Young Chinese Immigrant Still in Legal Limbo
by: Jack Williams, February 14, 2006 5:02:00 am
The case involves 17-year-old Young Zheng, who was arrested when he tried to enter the United States in 2003 using fake immigration documents provided by Chinese smugglers. Zheng was eventually released to a relative in Ohio, but was re-arrested after a misunderstanding with immigration officials. While at the airport for a flight back to China, Zheng knocked himself unconscious, saying he'd rather die here than go back to China. Now in Houston awaiting an appeal, Zheng's attorney Nicholas Morrow says his client faces threats of violence and even death if he's deported.
"When a child is in a position where he could potentially be returned to a country and be abused, neglected or even killed, the government has an obligation to perform due diligence and make sure that it's in the child's best interest to go back to the country. We feel that the government should have that obligation for all children across the board, that it's in the best interest of society to make sure that obviously kids are put in a position where they have the best potential not only for success, but for life."
On Monday, attorneys asked US District Judge David Hittner to overturn an earlier ruling that said Zheng could not seek asylum under what's known as special immigrant juvenile status, which would allow him to stay.
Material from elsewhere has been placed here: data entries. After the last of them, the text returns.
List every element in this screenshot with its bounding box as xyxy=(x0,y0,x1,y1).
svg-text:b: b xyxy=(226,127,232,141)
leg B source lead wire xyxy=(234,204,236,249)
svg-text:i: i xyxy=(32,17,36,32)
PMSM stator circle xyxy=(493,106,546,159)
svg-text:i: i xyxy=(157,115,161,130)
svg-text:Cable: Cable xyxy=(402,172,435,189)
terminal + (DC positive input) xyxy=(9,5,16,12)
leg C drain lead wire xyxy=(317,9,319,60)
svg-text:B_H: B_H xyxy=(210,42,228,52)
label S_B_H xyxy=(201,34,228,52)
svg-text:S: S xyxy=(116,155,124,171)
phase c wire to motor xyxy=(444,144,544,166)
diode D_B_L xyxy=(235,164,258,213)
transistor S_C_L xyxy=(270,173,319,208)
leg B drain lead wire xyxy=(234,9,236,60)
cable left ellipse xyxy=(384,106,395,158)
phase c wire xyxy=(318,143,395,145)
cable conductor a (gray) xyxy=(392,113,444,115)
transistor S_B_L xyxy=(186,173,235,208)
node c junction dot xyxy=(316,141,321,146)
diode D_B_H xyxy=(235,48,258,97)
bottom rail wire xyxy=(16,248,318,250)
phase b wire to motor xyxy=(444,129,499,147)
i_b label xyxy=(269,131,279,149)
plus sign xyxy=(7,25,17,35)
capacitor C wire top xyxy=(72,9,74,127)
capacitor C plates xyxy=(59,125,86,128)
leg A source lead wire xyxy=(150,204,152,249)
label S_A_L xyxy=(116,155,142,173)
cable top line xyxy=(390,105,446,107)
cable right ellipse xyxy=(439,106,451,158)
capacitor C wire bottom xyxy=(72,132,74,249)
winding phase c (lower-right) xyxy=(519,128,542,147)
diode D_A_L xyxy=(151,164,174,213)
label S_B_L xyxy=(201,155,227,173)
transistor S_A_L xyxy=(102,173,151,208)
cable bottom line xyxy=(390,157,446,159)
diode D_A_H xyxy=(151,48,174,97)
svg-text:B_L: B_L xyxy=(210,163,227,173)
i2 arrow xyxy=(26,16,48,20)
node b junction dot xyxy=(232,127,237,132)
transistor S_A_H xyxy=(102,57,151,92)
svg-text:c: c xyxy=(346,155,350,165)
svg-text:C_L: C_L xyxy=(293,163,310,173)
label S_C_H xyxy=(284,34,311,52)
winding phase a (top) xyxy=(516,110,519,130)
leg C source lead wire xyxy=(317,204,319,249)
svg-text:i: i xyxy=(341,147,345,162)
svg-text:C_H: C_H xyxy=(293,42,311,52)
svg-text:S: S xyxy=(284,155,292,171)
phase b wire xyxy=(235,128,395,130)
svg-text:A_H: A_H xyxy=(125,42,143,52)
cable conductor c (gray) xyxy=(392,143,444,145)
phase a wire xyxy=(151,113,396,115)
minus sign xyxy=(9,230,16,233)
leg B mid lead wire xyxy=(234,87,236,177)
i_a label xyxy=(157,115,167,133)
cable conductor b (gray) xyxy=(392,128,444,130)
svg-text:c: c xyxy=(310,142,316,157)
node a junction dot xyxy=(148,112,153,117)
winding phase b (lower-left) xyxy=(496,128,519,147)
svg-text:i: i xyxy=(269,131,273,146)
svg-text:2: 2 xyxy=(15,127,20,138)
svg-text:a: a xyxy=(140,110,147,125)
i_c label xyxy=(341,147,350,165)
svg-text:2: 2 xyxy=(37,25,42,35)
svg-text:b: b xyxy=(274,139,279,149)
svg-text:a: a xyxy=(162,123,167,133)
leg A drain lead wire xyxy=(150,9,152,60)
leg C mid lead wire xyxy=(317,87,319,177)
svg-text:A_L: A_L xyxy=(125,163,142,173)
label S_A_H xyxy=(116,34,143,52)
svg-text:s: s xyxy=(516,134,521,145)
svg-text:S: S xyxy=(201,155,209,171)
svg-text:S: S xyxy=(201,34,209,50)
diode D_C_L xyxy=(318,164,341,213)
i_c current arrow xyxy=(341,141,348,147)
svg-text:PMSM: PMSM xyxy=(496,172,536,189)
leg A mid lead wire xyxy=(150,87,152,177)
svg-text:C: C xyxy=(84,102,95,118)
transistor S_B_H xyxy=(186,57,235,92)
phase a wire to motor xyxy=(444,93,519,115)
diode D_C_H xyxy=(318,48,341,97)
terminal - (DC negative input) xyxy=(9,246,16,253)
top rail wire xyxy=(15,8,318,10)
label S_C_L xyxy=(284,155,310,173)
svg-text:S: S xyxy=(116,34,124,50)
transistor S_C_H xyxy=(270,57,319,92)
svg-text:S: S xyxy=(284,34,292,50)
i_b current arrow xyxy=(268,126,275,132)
Hittner is expected to rule on the request next week. If that doesn't work, Morrow says Zheng has a separate appeal pending.
"Our hope is that we're going to win this appeal in the district court here in Houston and we'll be able to get this special immigrant juvenile status for Young, and he'll be able to stay here and we'll get all that done before we get a decision from the Third Circuit or in the alternative we hope that the Third Circuit will rule in our favor in his other appeal."
Government prosecutors aren't allowed to comment on the pending case, but Louisa Deason with Immigration and Customs Enforcement says cases like Zheng's are common.
"When you are dealing with individuals that have been smuggled into this country, they're really pretty much at the mercy of the snakeheads or the smugglers that have brought them into the United States illegally. Unfortunately we have to abide by the laws that are in the books and bottom line is this litigation will come to a conclusion eventually and if it's a situation where this individual is then rendered deported, we will execute that deportation."
Local immigration attorney Gordon Quan says it appears Zheng has a legitimate argument for being allowed to stay in the United States.
"He has at least a right to a hearing on that issue and it seems like he's been summarily dismissed on his claim, so I think that there is merit to his case. I think that it should be heard and I'm glad that the court is now entertaining the case."
Zheng has learned English and is taking high school classes here in Houston. His appeal is being handled pro bono by attorneys from Fulbright and Jaworski.